Sunday, March 22, 2009

They Say That History Repeats Itself...You Can Say That Again!




I've been reading over the years about the Great Depression because I find it interesting as an economist and social historian of sorts. I hope you find this useful as we prepare to die as a nation.

Below is a reprint from the whitehouse.gov website, "Presidents" page. It is fascinating (hmmm--fascist, fascinating...interesting) to see the similarities between the Great Depression and our current Great Recession That is Like the Great Depression Only Worse in Many Ways. I emboldened the type for emphasis, so read this:

He [F.D. Roosevelt] was elected President in November 1932, to the first of four terms. By March there were 13,000,000 unemployed, and almost every bank was closed. In his first 'hundred days,' he proposed, and Congress enacted, a sweeping program to bring recovery to business and agriculture, relief to the unemployed and to those in danger of losing farms and homes, and reform, especially through the establishment of the Tennessee Valley Authority.

By 1935 the Nation had achieved some measure of recovery, but businessmen and bankers were turning more and more against Roosevelt's New Deal program. They feared his experiments, were appalled because he had taken the Nation off the gold standard and allowed deficits in the budget, and disliked the concessions to labor. Roosevelt responded with a new program of reform: Social Security, heavier taxes on the wealthy, new controls over banks and public utilities, and an enormous work relief program for the unemployed.

In 1936 he was re-elected by a top-heavy margin. Feeling he was armed with a popular mandate, he sought legislation to enlarge the Supreme Court, which had been invalidating key New Deal measures. Roosevelt lost the Supreme Court battle, but a revolution in constitutional law took place. Thereafter the Government could legally regulate the economy.


There are two ways at which to ponder this.
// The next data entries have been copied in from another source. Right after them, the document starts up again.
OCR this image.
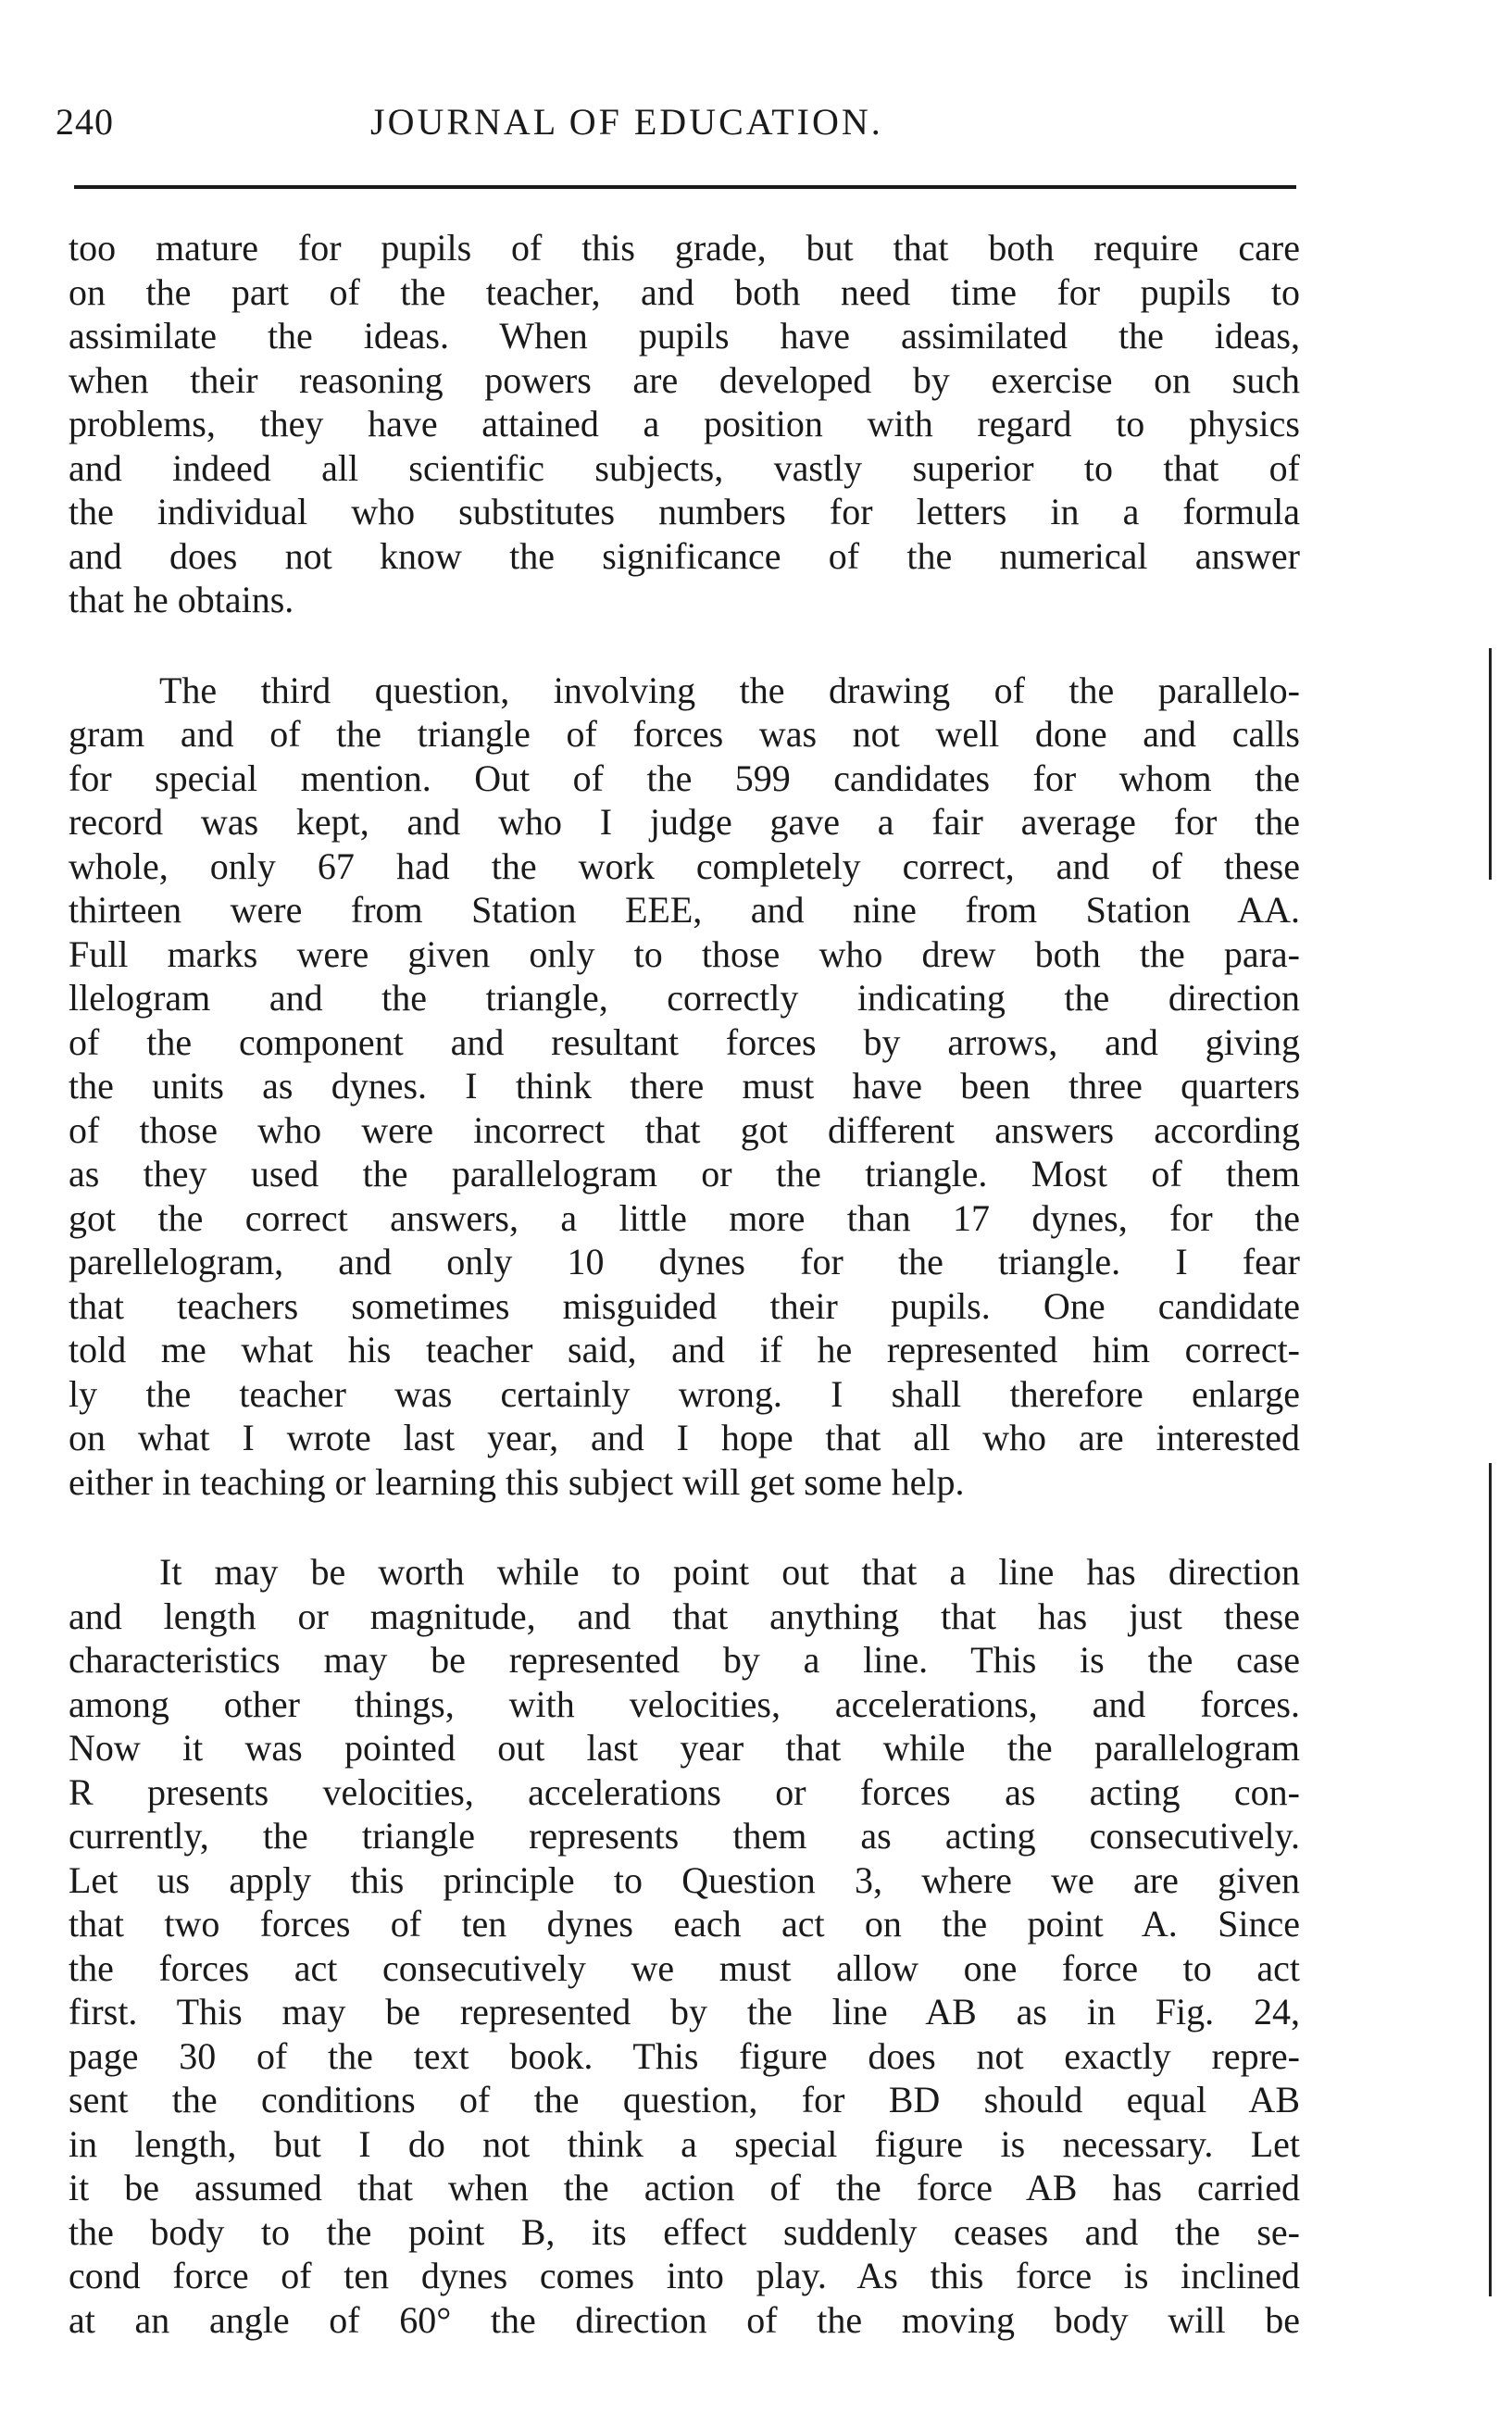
240	JOURNAL OF EDUCATION.

too mature for pupils of this grade, but that both require care
on the part of the teacher, and both need time for pupils to
assimilate the ideas. When pupils have assimilated the ideas,
when their reasoning powers are developed by exercise on such
problems, they have attained a position with regard to physics
and indeed all scientific subjects, vastly superior to that of
the individual who substitutes numbers for letters in a formula
and does not know the significance of the numerical answer
that he obtains.

The third question, involving the drawing of the parallelo-
gram and of the triangle of forces was not well done and calls
for special mention. Out of the 599 candidates for whom the
record was kept, and who I judge gave a fair average for the
whole, only 67 had the work completely correct, and of these
thirteen were from Station EEE, and nine from Station AA.
Full marks were given only to those who drew both the para-
llelogram and the triangle, correctly indicating the direction
of the component and resultant forces by arrows, and giving
the units as dynes. I think there must have been three quarters
of those who were incorrect that got different answers according
as they used the parallelogram or the triangle. Most of them
got the correct answers, a little more than 17 dynes, for the
parellelogram, and only 10 dynes for the triangle. I fear
that teachers sometimes misguided their pupils. One candidate
told me what his teacher said, and if he represented him correct-
ly the teacher was certainly wrong. I shall therefore enlarge
on what I wrote last year, and I hope that all who are interested
either in teaching or learning this subject will get some help.

It may be worth while to point out that a line has direction
and length or magnitude, and that anything that has just these
characteristics may be represented by a line. This is the case
among other things, with velocities, accelerations, and forces.
Now it was pointed out last year that while the parallelogram
R presents velocities, accelerations or forces as acting con-
currently, the triangle represents them as acting consecutively.
Let us apply this principle to Question 3, where we are given
that two forces of ten dynes each act on the point A. Since
the forces act consecutively we must allow one force to act
first. This may be represented by the line AB as in Fig. 24,
page 30 of the text book. This figure does not exactly repre-
sent the conditions of the question, for BD should equal AB
in length, but I do not think a special figure is necessary. Let
it be assumed that when the action of the force AB has carried
the body to the point B, its effect suddenly ceases and the se-
cond force of ten dynes comes into play. As this force is inclined
at an angle of 60° the direction of the moving body will be
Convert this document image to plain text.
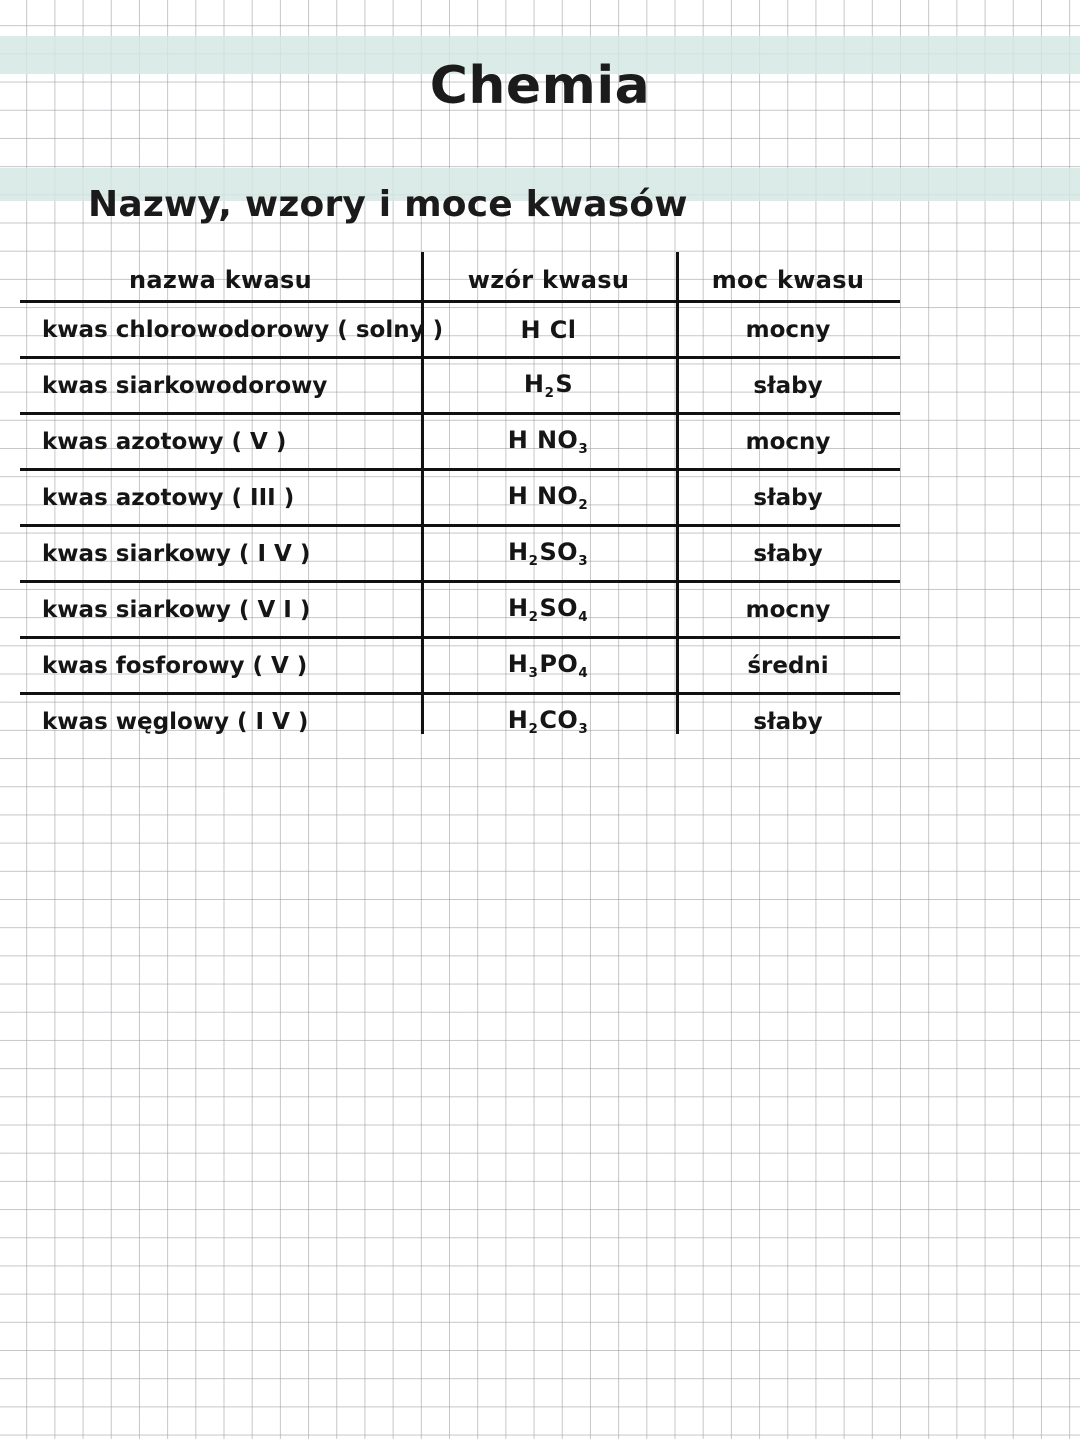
Chemia
Nazwy, wzory i moce kwasów
nazwa kwasu	wzór kwasu	moc kwasu
kwas chlorowodorowy ( solny )	H Cl	mocny
kwas siarkowodorowy	$H_2S$	słaby
kwas azotowy ( V )	H $NO_3$	mocny
kwas azotowy ( III )	H $NO_2$	słaby
kwas siarkowy ( I V )	$H_2SO_3$	słaby
kwas siarkowy ( V I )	$H_2SO_4$	mocny
kwas fosforowy ( V )	$H_3PO_4$	średni
kwas węglowy ( I V )	$H_2CO_3$	słaby
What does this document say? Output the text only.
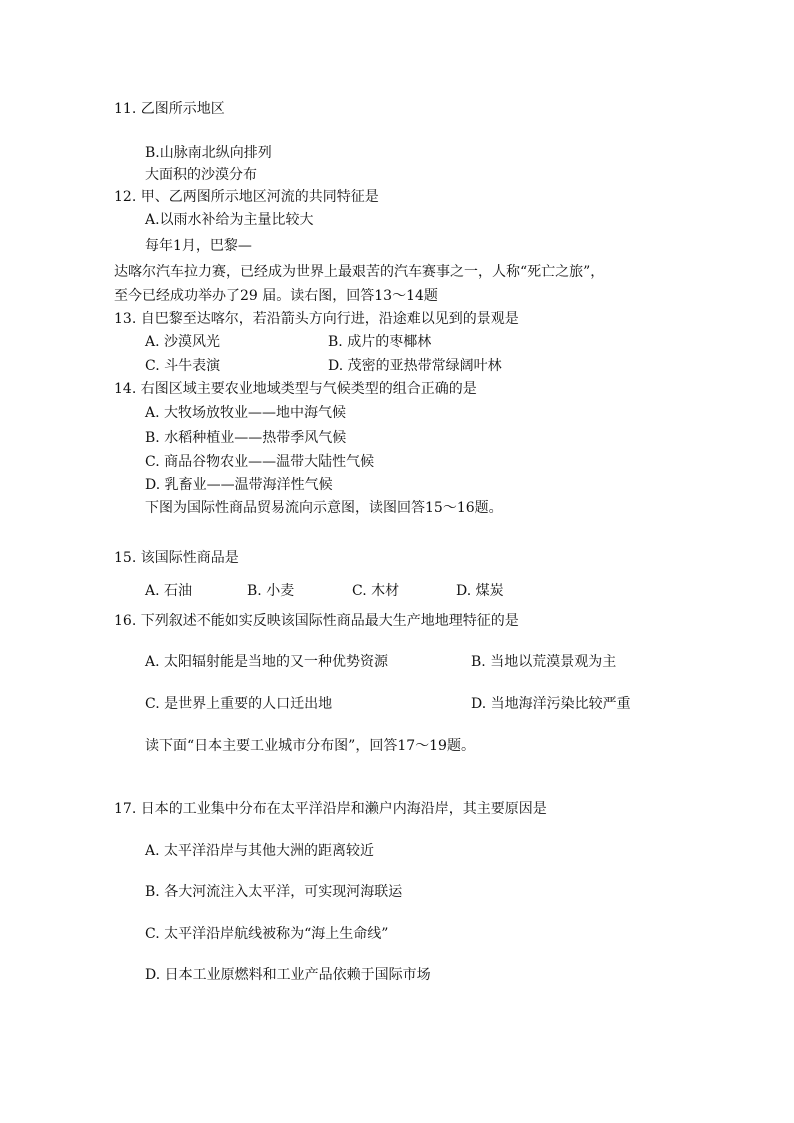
11. 乙图所示地区
B.山脉南北纵向排列
大面积的沙漠分布
12. 甲、乙两图所示地区河流的共同特征是
A.以雨水补给为主量比较大
每年1月，巴黎—
达喀尔汽车拉力赛，已经成为世界上最艰苦的汽车赛事之一，人称“死亡之旅”，
至今已经成功举办了29 届。读右图，回答13～14题
13. 自巴黎至达喀尔，若沿箭头方向行进，沿途难以见到的景观是
A. 沙漠风光	B. 成片的枣椰林
C. 斗牛表演	D. 茂密的亚热带常绿阔叶林
14. 右图区域主要农业地域类型与气候类型的组合正确的是
A. 大牧场放牧业——地中海气候
B. 水稻种植业——热带季风气候
C. 商品谷物农业——温带大陆性气候
D. 乳畜业——温带海洋性气候
下图为国际性商品贸易流向示意图，读图回答15～16题。
15. 该国际性商品是
A. 石油	B. 小麦	C. 木材	D. 煤炭
16. 下列叙述不能如实反映该国际性商品最大生产地地理特征的是
A. 太阳辐射能是当地的又一种优势资源	B. 当地以荒漠景观为主
C. 是世界上重要的人口迁出地	D. 当地海洋污染比较严重
读下面“日本主要工业城市分布图”，回答17～19题。
17. 日本的工业集中分布在太平洋沿岸和濑户内海沿岸，其主要原因是
A. 太平洋沿岸与其他大洲的距离较近
B. 各大河流注入太平洋，可实现河海联运
C. 太平洋沿岸航线被称为“海上生命线”
D. 日本工业原燃料和工业产品依赖于国际市场
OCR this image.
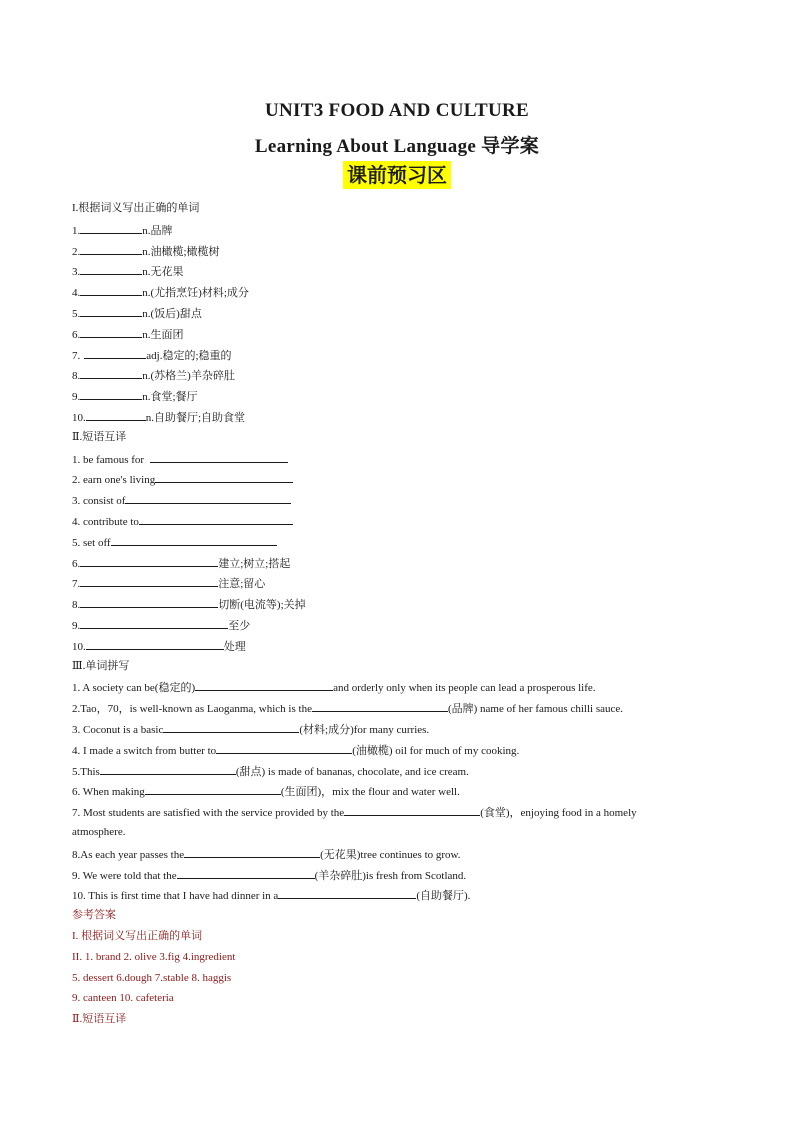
UNIT3 FOOD AND CULTURE
Learning About Language 导学案
课前预习区
I.根据词义写出正确的单词
1.	n.品牌
2.	n.油橄榄;橄榄树
3.	n.无花果
4.	n.(尤指烹饪)材料;成分
5.	n.(饭后)甜点
6.	n.生面团
7.	adj.稳定的;稳重的
8.	n.(苏格兰)羊杂碎肚
9.	n.食堂;餐厅
10.	n.自助餐厅;自助食堂
Ⅱ.短语互译
1. be famous for
2. earn one's living
3. consist of
4. contribute to
5. set off
6.	建立;树立;搭起
7.	注意;留心
8.	切断(电流等);关掉
9.	至少
10.	处理
Ⅲ.单词拼写
1. A society can be(稳定的)	and orderly only when its people can lead a prosperous life.
2.Tao，70，is well-known as Laoganma, which is the	(品牌) name of her famous chilli sauce.
3. Coconut is a basic	(材料;成分)for many curries.
4. I made a switch from butter to	(油橄榄) oil for much of my cooking.
5.This	(甜点) is made of bananas, chocolate, and ice cream.
6. When making	(生面团)，mix the flour and water well.
7. Most students are satisfied with the service provided by the	(食堂)，enjoying food in a homely
atmosphere.
8.As each year passes the	(无花果)tree continues to grow.
9. We were told that the	(羊杂碎肚)is fresh from Scotland.
10. This is first time that I have had dinner in a	(自助餐厅).
参考答案
I. 根据词义写出正确的单词
II. 1. brand 2. olive 3.fig 4.ingredient
5. dessert 6.dough 7.stable 8. haggis
9. canteen 10. cafeteria
Ⅱ.短语互译
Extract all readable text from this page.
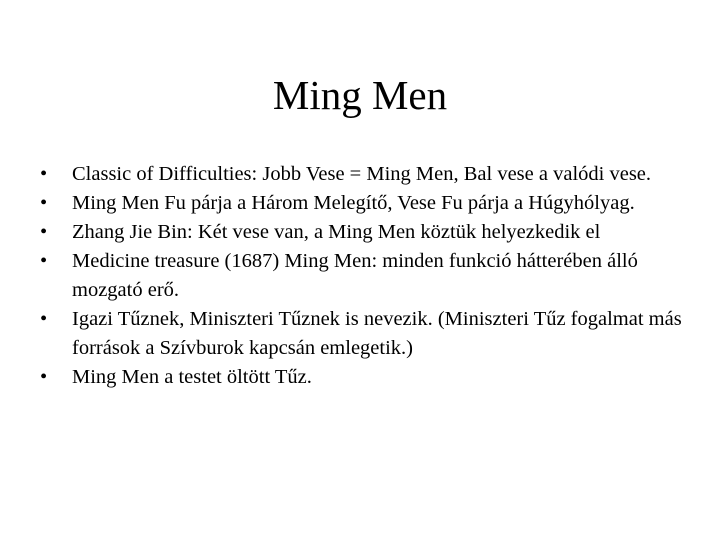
Ming Men
•	Classic of Difficulties: Jobb Vese = Ming Men, Bal vese a valódi vese.
•	Ming Men Fu párja a Három Melegítő, Vese Fu párja a Húgyhólyag.
•	Zhang Jie Bin: Két vese van, a Ming Men köztük helyezkedik el
•	Medicine treasure (1687) Ming Men: minden funkció hátterében álló mozgató erő.
•	Igazi Tűznek, Miniszteri Tűznek is nevezik. (Miniszteri Tűz fogalmat más források a Szívburok kapcsán emlegetik.)
•	Ming Men a testet öltött Tűz.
The first is that the Usurpent agrees witht the FDR doctrine of huge, centralized government at the expense of the taxpayer and that it helped turn America around to its fine state today. The second is that FDR was on the right track but didn't go far enough for the Amerika he loves. That Amerika is the one where you are owned by the government and you've lost your freedom.

Back in the day (1930s) even Henry Morgenthau, FDR's Tim Geithner, was irate over FDR's failed New Deal. I say failure for, if the idea then was to reduce unemployment, it failed. Even in 1939 the unemployment rate was at about 20 percent. Morgenthau said, "We are spending more than we have ever spent before and it [New Deal bailouts] does not work."

By the way, our normal unemployment rate is about five percent. Normal means people who can work but choose not to or who are actively seeking employment and cannot find it. Our current national unemployment rate is under ten percent. Although there are pockets of certain states like California where rates are close to 20%, the average unemployment rate is not as bad as it seems. That sounds callous to those who may be reading this who have lost their jobs, but it is encouraging to the extent that there are still less-than-ideal jobs to be had and that the normal rate of unemployment is actually only up about 5%.

I've stated before that with the Usurpent's blinged out version of the New Deal that what comes next is an increase in taxes to counter the government spending. This is just basic equilibrium theory of public sector economics. Where FDR taxed the most wealthy at seventy-nine and later ninety percent in 1935, the Usurpent will similarly follow. In fact, he has begun with the attack on AIG exec bonuses, even when he and his Socialist Party set them up ahead of time in H.R.1 (the Stimulus Bill). Then there's Cap and Trade, which will kill small businesses. This will be addressed in another blog.

As I've read in the excruciatingly painful Conference Report of H.R. 1, Agriculture has been allocated what appears to be about $16 Billion. When FDR created the first farmer subsidies that basically paid them not to produce certain crops, did you know that we had to import those same crops to the tune of 35 million bushels of corn, 13 million bushels of wheat and 36 million pounds of cotton? Does that make sense to you? Even in 2009 we are still doing it.

I would suggest that the Usurpent has studied FDR's regime hard and for a long time. You should be convinced that he is working for the Amerika that he loves.

At the top of this page are two recent graphs (February 2009) from the Federal Bureau of Labor and Statistics that depict what the Usurpent is after. The first graph indicates the growth of labor in the government sector. The second graph portrays employment in the private sector. And there you have it.